Popcorn packaging production proliferates

Dale and Thomas shifts into high gear with new facility, new baggers.

Pw 7509 Dales 2baggers

It was an opportunity for a fresh start for its fresh, gourmet popcorn and the chance to alleviate growing pains. That’s why Dale and Thomas moved to a new facility in Englewood, NJ, in spring 2006: A 110,000-sq-ft showcase plant anchored by automated popcorn bagging operations. By September 2006, the facility was essentially fully operational.

“Just in time for the beginning of our busy holiday season,” notes vice president of operations Steven Kaye.
Getting to that point was no easy task, but the company relied on Heat and Control for a turnkey installation that features six Ishida Astro baggers, each topped with an Ishida 14-head computerized combination netweighers. The install also includes the vendor’s FastBack horizontal motion conveyors to quickly, but gently move the company’s uniquely coated products throughout production to the baggers. One modification that Dale and Thomas selected for the baggers was a “low-ceiling bagger installation” related to the 12-ft-high mezzanine above the machines that permits operator access to the netweigher scales.

“The expansion was a very fast-track project,” explains Glen Flook, Dale and Thomas COO. “We needed a turnkey installation with very short lead times. We needed a supplier that could deliver quality equipment, and that had the engineering and service capabilities to meet those demands. Heat and Control was able to step up and give us what we needed.”

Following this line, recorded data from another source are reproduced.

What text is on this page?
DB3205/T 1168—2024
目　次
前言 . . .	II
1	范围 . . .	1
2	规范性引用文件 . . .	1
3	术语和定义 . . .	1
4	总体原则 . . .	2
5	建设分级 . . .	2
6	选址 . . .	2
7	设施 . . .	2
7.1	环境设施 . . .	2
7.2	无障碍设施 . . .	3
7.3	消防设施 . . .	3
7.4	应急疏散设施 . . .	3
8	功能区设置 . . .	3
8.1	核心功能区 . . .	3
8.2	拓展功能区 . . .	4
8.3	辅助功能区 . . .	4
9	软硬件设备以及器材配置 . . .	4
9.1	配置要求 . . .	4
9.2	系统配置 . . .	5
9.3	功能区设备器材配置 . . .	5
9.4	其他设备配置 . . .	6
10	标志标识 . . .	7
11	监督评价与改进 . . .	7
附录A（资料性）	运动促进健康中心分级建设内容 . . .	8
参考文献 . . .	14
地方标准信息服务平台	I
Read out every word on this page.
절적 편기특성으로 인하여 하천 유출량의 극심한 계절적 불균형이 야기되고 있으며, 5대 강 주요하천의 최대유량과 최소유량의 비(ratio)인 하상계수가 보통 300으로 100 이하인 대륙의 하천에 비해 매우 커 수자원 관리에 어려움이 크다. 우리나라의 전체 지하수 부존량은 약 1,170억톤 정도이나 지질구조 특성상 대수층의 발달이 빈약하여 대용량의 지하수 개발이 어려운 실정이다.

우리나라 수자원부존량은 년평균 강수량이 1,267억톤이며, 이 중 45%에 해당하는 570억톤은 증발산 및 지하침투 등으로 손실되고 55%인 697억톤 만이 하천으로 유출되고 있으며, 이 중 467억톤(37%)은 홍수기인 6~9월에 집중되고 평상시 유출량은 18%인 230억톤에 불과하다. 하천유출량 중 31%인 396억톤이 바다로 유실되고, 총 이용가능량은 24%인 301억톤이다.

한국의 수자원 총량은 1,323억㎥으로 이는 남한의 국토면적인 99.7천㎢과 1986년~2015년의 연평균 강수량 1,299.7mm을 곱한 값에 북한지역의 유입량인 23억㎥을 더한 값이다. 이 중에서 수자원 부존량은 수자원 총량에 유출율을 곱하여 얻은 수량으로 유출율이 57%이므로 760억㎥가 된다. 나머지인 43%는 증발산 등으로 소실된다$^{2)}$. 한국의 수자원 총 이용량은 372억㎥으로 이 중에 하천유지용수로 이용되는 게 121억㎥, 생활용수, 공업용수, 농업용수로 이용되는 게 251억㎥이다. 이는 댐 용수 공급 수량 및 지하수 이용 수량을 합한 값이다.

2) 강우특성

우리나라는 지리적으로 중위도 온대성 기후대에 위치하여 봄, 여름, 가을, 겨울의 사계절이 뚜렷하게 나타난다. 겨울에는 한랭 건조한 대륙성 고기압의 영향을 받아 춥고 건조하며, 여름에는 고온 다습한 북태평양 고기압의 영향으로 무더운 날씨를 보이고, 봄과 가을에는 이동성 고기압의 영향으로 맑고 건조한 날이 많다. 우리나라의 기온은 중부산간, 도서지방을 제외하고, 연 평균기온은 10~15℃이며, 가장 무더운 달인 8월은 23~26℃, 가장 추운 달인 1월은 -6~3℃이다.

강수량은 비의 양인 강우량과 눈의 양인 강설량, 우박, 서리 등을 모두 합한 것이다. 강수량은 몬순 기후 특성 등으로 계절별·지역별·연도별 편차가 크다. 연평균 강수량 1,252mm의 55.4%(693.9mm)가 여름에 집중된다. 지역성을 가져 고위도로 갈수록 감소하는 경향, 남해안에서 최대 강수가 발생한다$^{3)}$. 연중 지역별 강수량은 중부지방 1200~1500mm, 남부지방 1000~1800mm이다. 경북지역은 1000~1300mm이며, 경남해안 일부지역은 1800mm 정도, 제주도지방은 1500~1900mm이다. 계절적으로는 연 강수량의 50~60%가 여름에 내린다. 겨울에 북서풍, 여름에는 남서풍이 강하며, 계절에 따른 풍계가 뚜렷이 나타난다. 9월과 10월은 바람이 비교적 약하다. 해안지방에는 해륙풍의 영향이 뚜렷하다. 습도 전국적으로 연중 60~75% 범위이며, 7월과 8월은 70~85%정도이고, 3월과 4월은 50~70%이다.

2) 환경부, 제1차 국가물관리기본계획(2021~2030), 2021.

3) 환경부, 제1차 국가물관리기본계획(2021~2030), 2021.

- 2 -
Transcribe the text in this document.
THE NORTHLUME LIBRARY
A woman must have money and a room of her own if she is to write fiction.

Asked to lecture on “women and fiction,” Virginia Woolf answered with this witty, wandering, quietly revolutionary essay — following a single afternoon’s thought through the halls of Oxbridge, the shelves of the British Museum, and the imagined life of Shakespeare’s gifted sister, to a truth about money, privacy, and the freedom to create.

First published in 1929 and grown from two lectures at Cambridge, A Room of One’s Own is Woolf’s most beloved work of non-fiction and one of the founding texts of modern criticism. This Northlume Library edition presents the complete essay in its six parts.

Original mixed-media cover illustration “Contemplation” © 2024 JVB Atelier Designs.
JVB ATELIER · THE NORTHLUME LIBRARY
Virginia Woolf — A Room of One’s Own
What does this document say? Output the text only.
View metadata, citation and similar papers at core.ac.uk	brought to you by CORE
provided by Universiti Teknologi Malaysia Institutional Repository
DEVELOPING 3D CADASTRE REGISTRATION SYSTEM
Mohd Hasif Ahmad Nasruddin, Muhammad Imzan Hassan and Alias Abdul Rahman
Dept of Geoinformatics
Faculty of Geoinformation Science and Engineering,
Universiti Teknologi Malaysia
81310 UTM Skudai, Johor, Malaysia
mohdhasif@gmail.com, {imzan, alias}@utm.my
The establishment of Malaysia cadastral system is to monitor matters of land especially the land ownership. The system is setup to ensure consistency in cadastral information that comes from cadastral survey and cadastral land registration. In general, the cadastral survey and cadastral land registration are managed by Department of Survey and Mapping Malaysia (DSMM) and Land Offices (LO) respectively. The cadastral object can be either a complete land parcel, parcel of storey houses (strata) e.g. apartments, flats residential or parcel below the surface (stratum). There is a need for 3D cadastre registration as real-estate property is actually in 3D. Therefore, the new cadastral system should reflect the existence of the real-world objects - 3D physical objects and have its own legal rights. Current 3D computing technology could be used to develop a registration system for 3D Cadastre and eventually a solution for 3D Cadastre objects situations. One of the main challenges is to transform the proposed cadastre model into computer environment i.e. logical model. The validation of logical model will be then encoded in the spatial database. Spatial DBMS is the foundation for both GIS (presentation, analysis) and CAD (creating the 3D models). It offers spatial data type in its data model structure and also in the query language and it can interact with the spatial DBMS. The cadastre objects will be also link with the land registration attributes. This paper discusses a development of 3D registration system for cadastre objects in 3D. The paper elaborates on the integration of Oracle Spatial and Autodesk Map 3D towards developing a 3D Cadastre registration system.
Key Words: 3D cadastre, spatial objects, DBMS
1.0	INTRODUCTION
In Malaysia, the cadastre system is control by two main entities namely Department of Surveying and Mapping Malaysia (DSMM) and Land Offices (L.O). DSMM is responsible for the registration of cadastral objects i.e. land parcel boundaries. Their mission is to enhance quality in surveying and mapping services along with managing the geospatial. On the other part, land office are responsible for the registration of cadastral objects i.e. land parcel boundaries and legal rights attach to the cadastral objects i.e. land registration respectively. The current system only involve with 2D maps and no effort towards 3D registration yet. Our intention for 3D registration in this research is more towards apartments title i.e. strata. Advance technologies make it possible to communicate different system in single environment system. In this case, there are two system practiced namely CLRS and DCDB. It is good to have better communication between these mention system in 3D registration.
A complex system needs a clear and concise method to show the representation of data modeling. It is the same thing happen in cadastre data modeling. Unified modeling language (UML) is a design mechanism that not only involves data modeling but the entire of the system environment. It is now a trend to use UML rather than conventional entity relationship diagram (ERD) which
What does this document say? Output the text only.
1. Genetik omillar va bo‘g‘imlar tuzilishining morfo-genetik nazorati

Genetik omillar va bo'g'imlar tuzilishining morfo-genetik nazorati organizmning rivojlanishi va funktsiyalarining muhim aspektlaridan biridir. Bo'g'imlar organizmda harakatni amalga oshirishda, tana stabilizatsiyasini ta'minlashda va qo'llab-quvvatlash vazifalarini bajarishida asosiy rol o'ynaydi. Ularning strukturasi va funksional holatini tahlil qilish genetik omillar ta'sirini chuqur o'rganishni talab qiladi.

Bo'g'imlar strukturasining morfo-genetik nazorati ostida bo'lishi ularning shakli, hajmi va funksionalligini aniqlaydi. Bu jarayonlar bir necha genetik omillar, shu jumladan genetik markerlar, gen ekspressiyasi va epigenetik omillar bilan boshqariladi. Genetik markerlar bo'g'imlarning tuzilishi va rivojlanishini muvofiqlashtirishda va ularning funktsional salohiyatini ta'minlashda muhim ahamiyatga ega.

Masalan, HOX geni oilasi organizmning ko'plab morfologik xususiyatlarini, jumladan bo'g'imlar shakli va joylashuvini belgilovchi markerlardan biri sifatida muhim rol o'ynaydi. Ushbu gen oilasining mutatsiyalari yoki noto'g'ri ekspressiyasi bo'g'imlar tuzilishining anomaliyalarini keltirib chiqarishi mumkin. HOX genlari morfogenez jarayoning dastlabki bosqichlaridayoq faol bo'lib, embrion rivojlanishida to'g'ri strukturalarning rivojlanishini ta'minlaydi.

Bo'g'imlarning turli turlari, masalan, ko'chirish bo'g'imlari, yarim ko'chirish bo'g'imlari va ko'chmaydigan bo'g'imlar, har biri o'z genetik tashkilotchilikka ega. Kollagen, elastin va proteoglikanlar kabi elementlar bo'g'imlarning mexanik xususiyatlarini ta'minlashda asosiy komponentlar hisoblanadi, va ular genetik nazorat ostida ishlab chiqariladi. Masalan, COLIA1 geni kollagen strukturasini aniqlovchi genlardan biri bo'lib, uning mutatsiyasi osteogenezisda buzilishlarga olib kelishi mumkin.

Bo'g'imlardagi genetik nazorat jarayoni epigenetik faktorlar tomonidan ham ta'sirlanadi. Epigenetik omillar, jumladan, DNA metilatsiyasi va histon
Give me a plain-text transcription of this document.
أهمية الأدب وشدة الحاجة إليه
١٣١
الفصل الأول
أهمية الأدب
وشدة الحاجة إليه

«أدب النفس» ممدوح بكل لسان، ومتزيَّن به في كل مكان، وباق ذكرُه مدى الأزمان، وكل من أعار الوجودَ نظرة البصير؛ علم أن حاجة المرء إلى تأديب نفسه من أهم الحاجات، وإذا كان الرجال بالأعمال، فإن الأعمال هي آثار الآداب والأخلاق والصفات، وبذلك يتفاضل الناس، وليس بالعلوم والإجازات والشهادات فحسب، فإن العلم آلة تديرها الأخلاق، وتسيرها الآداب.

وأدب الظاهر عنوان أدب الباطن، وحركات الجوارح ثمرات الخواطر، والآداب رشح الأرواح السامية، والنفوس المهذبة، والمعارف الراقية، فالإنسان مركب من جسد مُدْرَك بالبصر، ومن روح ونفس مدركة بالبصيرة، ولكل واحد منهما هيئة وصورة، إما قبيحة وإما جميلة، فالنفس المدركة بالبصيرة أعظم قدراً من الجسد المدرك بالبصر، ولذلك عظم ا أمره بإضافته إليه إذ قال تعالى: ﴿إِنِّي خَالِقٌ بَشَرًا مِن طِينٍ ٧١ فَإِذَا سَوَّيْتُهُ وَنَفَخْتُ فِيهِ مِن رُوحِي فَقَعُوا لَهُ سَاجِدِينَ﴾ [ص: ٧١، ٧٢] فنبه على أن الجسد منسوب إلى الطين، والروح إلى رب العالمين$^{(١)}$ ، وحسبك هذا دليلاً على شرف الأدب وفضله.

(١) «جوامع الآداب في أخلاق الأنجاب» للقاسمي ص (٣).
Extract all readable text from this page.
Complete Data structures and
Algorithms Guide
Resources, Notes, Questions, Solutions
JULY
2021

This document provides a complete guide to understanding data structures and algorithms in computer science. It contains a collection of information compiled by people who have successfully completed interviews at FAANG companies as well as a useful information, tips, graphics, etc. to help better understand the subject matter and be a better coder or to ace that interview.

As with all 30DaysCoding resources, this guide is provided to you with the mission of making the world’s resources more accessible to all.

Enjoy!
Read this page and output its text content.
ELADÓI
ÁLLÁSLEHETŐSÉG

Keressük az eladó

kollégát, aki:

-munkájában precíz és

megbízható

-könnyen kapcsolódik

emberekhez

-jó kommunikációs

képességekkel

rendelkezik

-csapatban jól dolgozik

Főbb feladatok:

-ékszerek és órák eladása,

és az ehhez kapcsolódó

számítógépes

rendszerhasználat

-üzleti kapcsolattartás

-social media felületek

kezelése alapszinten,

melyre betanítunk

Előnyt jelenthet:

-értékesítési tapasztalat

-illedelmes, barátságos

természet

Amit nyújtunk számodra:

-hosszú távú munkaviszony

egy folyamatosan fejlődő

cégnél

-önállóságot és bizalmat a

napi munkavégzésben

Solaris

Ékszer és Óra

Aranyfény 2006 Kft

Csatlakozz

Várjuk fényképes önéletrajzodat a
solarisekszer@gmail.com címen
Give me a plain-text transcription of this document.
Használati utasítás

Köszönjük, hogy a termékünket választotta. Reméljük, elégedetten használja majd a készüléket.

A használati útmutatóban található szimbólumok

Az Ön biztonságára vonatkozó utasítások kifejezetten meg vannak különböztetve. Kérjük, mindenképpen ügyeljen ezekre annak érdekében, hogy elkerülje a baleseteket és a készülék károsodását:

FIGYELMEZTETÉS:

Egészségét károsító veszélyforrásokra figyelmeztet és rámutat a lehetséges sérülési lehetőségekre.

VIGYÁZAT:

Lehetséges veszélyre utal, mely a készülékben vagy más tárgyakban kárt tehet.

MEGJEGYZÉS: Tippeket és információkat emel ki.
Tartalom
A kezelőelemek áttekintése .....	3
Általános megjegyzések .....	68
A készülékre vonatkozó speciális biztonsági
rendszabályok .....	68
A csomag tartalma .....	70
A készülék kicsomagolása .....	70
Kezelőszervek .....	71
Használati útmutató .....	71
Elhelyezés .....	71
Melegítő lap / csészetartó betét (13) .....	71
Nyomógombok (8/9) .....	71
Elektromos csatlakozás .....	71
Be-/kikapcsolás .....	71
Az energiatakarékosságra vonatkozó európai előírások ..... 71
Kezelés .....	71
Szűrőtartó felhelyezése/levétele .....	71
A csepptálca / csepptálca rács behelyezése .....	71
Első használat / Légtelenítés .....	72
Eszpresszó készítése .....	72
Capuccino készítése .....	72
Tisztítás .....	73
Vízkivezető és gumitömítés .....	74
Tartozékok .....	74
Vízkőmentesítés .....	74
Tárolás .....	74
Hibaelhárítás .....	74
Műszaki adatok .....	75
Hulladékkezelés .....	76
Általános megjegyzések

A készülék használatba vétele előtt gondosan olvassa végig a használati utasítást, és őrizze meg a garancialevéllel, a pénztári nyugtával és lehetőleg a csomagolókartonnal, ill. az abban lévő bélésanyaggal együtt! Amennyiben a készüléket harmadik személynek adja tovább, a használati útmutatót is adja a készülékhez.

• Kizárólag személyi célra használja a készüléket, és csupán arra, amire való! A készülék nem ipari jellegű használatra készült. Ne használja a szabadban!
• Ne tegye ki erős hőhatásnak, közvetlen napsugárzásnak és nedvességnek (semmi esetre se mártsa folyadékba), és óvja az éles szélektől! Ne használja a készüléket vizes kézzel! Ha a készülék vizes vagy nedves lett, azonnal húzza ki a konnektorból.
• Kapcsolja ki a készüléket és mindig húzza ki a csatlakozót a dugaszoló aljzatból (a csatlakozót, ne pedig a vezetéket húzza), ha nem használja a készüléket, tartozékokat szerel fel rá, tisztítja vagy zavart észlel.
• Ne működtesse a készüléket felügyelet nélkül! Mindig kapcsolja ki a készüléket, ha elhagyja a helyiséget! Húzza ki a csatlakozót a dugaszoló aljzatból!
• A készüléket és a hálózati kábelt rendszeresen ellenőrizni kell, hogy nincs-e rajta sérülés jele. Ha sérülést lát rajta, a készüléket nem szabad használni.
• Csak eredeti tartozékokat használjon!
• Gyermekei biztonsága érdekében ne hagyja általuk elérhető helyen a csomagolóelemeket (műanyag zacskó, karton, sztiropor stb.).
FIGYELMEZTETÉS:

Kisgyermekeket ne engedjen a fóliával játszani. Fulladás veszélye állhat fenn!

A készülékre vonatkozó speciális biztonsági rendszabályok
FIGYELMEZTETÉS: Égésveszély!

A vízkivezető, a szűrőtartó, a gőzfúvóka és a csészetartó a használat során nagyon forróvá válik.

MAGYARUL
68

What it needed was a deadline-oriented packaging machinery vendor with reliable equipment capable of producing bags in sizes ranging from 1 oz to 16 oz. It operates the baggers at rates up to 60 bags/min for the smaller sizes and around 20 bags/min for the larger sizes, a speed that’s only limited by its popcorn-making capability. According to Flook, the start-up was buttery smooth.

“The entire installation and start-up experience was outstanding,” Flook says. “Despite the tight deadlines, the project was executed in time and let us meet some very substantial fourth-quarter business objectives.”

Things didn’t stop there. A year later, in fall 2007, the company added a seventh packaging station, an Ishida Atlas bagger, to help it meet additional demand in the convenience store and vending sales markets. The Atlas and Astro machines are interchangeable, says Kaye, but at 120 bags/min, the Atlas is much faster.

“The equipment is working exactly as promised,” says Flook. “The conveying systems have reduced finished product waste by 50 percent, and the bagmaking equipment has reduced our film scrap by nearly 75 percent.”

The company packs under its flagship Dale and Thomas premium brand sold at company stores and over the Internet as well as a vending and retail brand: Popcorn, Indiana. Sizes range from a 1-oz bag for vending sales to a 16-oz size for a BJ’s or Costco club store. In between are 4 oz and 12 oz and other sizes for grocery chains and mass merchandisers, respectively, Kaye says.